In a conversation with me, Brooks described city officials as “craven” – a word as good as any, I thought, though I might also have used “Kafkaesque” or “Orwellian” in reference to the so-called Imminent Health Threat demolition program, a doomsday machine with no built-in appeal process.
What really put Squandered Heritage on the map – and on the Peabody Award list – was our focus on the now infamous (and aborted) New Orleans Affordable Homeownership (NOAH) program.
I had been wanting to write about what a relatively small allocation of funding would do for a neighborhood, and the Mayor’s program to gut and remediate houses for the elderly seemed like a good place to start. With money to burn, NOAH began a program to restore homes for the elderly. Or so they claimed.

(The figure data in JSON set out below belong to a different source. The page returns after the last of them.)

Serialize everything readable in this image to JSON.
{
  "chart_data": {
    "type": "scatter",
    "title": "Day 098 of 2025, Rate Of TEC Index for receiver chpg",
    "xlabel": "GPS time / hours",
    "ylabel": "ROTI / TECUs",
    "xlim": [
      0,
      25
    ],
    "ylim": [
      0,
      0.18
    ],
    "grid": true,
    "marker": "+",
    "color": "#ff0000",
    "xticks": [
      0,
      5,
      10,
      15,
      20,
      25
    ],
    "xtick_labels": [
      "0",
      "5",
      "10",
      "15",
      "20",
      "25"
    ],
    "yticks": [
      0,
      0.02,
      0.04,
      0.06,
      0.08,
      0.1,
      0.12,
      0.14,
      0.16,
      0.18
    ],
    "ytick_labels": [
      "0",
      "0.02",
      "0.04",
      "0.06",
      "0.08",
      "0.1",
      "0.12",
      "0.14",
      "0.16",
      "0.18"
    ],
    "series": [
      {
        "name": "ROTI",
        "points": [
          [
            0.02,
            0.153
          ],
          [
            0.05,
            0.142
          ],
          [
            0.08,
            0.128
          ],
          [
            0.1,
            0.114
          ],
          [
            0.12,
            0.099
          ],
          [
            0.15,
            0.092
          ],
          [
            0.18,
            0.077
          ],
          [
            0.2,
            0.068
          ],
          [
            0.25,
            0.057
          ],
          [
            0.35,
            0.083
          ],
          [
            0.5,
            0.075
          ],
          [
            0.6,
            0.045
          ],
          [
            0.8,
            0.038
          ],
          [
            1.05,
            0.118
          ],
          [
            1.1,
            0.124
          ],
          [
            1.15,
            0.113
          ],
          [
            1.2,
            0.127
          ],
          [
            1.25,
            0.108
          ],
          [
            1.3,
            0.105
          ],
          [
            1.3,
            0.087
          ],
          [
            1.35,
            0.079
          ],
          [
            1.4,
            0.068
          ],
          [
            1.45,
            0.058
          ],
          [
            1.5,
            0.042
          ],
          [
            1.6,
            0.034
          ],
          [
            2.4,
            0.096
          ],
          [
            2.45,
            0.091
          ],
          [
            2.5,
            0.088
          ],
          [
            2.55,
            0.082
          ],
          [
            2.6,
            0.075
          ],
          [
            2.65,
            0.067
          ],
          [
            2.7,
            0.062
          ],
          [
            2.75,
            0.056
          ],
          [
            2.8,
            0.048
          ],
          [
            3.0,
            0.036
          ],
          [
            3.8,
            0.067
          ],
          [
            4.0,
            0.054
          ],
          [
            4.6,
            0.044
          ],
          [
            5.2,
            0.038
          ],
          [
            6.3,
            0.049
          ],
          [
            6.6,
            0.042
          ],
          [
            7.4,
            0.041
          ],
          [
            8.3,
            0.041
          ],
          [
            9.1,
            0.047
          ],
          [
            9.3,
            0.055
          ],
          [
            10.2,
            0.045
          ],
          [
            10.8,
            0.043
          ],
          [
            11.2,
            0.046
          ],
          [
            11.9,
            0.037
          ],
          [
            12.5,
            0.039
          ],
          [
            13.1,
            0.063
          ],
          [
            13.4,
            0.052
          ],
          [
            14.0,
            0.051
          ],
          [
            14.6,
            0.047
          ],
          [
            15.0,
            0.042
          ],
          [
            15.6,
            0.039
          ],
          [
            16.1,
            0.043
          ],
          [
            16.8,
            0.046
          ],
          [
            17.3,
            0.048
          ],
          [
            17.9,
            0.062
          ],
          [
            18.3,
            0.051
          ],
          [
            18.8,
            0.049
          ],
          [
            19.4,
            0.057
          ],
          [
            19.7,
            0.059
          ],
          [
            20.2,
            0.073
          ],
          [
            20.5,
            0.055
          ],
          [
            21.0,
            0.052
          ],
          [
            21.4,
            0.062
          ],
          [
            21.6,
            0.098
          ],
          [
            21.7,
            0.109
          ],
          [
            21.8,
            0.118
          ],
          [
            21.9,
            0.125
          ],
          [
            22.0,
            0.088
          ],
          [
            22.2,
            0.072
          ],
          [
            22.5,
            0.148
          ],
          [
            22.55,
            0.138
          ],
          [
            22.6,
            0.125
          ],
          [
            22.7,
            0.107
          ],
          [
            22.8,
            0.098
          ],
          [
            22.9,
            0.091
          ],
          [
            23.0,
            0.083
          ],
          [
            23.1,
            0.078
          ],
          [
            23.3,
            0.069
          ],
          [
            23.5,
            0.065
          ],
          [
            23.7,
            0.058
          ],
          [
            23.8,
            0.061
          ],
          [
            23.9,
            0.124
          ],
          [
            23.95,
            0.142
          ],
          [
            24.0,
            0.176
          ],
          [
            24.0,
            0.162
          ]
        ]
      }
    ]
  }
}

What Lee Zurik and I found was that mainly what was getting gutted was the public till. Cronyism was rampant, and with friends in high places, some contractors weren’t even bothering to perform the maintenance and repair work they were billing the city for. Others claimed to be busily at work – but at addresses that didn’t exist.
Just last week contractor Earl Myers pleaded guilty to charges stemming for his NOAH work. Lee and I doubt he’ll be the last.
The powerful response to our NOAH coverage was the germ of what became The Lens: the fulfillment of our dream to team with a staff of skilled journalists to address the full gamut of municipal concerns.
Unfortunately, just because we’ve reached adolescence as a news service and resource for community action does not mean the issues that nurtured Squandered Heritage in its infancy have gone away.
While the pace of post Katrina demolitions has slackened, there are still a large number in the pipeline.
Next week Xavier University will seek permission to demolish 11 houses near its new convocation center – and no plans have been made available to show what they propose to do with lots once they’ve been scraped clean.
An Uptown house just sold for over a quarter of a million dollars – and the new owners propose to destroy it – a signal that an era of high-priced tear-downs has arrived.
The grassroots struggle against unwarranted demolitions won’t be our only mission. We’ll also be strolling and rolling around town to snap photos of unpermitted, illogical or simply baffling building projects – some lamentable, some definitely worth savoring. The Central City Tonsorial Parlor is a goner. (A tonsorial parlor in funky old New Orleans? Who knew?) But the mixed-use Gert Town “Bar-ber-Que” hair cut and food joint is still with us and, hopefully, will be for years to come.
And that little double shotgun I first wrote about? Well it is now a gargantuan 4,000-sq. ft. McMansion rumored to have six bathrooms on each side and a sister building right next to it, so poorly planned that a giant oak sits where a driveway entrance should be.